La desesperanza que tiende a generalizarse se oculta tras los más diversos ropajes. El de la religión –desde el catolicismo conservador a las prácticas fanáticas y desinstitucionalizadas del evangelismo y la llamada teología de la prosperidad- brindan una cubierta bajo la cual guarecerse e intentar evadir un contexto social hostil. Y, sin embargo, para mucha gente -cada vez más- la religión es un analgésico y muy poco más: se declara religiosa pero vive su vida sin apenas recordar las astringentes, y frecuentemente absurdas, máximas morales que curas y pastores quieren imponerles (las cuales ellos mismos se cuidan muy bien de no observar). El deporte de masas y la farándula y sus estrellitas de a dos por peso, son salidas que alivian de forma relativamente no violenta. Las drogas –legales o ilegales- ofrecen una escapatoria más riesgosa.
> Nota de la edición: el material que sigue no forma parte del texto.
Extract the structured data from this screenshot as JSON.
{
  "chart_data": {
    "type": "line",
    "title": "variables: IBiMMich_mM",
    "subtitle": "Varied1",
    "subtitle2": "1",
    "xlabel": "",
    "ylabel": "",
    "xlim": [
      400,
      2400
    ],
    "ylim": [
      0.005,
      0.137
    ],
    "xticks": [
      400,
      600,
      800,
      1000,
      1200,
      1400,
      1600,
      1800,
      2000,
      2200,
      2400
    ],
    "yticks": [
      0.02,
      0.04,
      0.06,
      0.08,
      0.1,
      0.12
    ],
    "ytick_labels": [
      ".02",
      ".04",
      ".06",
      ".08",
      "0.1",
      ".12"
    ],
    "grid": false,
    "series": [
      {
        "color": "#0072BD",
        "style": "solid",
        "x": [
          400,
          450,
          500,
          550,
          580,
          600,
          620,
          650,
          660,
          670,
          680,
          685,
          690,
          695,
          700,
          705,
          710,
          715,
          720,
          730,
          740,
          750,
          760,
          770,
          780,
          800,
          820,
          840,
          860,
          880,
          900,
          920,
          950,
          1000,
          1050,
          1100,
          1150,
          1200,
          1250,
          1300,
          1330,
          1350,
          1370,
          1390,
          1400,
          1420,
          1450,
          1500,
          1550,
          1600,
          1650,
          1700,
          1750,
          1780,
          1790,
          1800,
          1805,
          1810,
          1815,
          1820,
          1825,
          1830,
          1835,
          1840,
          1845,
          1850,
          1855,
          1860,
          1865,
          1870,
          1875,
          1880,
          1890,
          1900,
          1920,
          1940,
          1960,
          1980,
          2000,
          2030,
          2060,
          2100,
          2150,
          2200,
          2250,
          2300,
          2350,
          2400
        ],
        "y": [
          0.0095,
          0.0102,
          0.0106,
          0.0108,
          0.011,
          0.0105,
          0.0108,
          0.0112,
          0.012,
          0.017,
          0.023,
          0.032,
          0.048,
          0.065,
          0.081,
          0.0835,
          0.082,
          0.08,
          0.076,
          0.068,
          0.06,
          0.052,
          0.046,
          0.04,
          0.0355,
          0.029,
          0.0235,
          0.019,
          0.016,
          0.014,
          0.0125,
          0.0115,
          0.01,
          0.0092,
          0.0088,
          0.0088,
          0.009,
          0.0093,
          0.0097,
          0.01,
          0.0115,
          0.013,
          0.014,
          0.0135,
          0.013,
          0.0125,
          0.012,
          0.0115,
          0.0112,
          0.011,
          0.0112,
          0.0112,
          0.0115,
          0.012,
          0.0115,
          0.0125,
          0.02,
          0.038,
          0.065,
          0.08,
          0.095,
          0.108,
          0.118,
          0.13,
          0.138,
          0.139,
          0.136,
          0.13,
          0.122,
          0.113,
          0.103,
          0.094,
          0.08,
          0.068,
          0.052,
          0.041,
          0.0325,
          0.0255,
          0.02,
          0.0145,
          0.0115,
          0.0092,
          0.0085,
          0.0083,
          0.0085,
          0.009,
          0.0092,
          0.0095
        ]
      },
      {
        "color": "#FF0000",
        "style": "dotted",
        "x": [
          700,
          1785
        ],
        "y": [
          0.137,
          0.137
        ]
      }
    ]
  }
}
En el proceso pueden darse algunas combinaciones explosivas: futbol y pandillas desatadas; drogas y conducción temeraria. Y por todas partes, y cada vez más, la violencia.
En ese contexto, los resultados de cierta encuesta según la cual el pueblo costarricense es el más feliz del mundo, suscita múltiples interrogantes ¿Es ese el mismo pueblo que deplora amargamente la inseguridad y la delincuencia; el despilfarro, las mentiras y la venalidad de los políticos; los interminables atascos de tránsito; la mala calidad del servicio de transporte público?
¿Se trata de la misma gente que sabe que su puesto de trabajo pende del capricho del patrono puesto que las leyes laborales son una completa inefectividad? ¿Son las mismas personas a las que les son negados los sitios turísticos más atractivos, reconvertidos a la capacidad de pago de turistas gringos o alemanes? ¿Es la misma que jamás podrá bañarse en un río del Valle Central porque sabe que está infestado de porquería?
Esa encuesta no habla de nuestra felicidad, sino más bien de nuestra tremenda capacidad para evadir una realidad lacerante.
En el esfuerzo de escapatoria seguramente nada resulta peor que el ejercicio de la violencia. Seguramente esta expresa el proceso de descomposición de valores de solidaridad y respeto, esenciales para una convivencia pacífica y democrática. Allí se anudan y condensan las consecuencias derivadas de los que han devenido parámetros definitorios de este proyecto social: de la competitividad y el consumismo a la frustración, la inseguridad y la incertidumbre.
Así, desaparece definitivamente el ser humano concreto al cual respetar y con el cual solidarizarse. Se le sustituye por la etiqueta –nica o mujer u homosexual o indígena o joven o viejo o pordiosero o pobre- desde la cual justificar el odio y la agresión.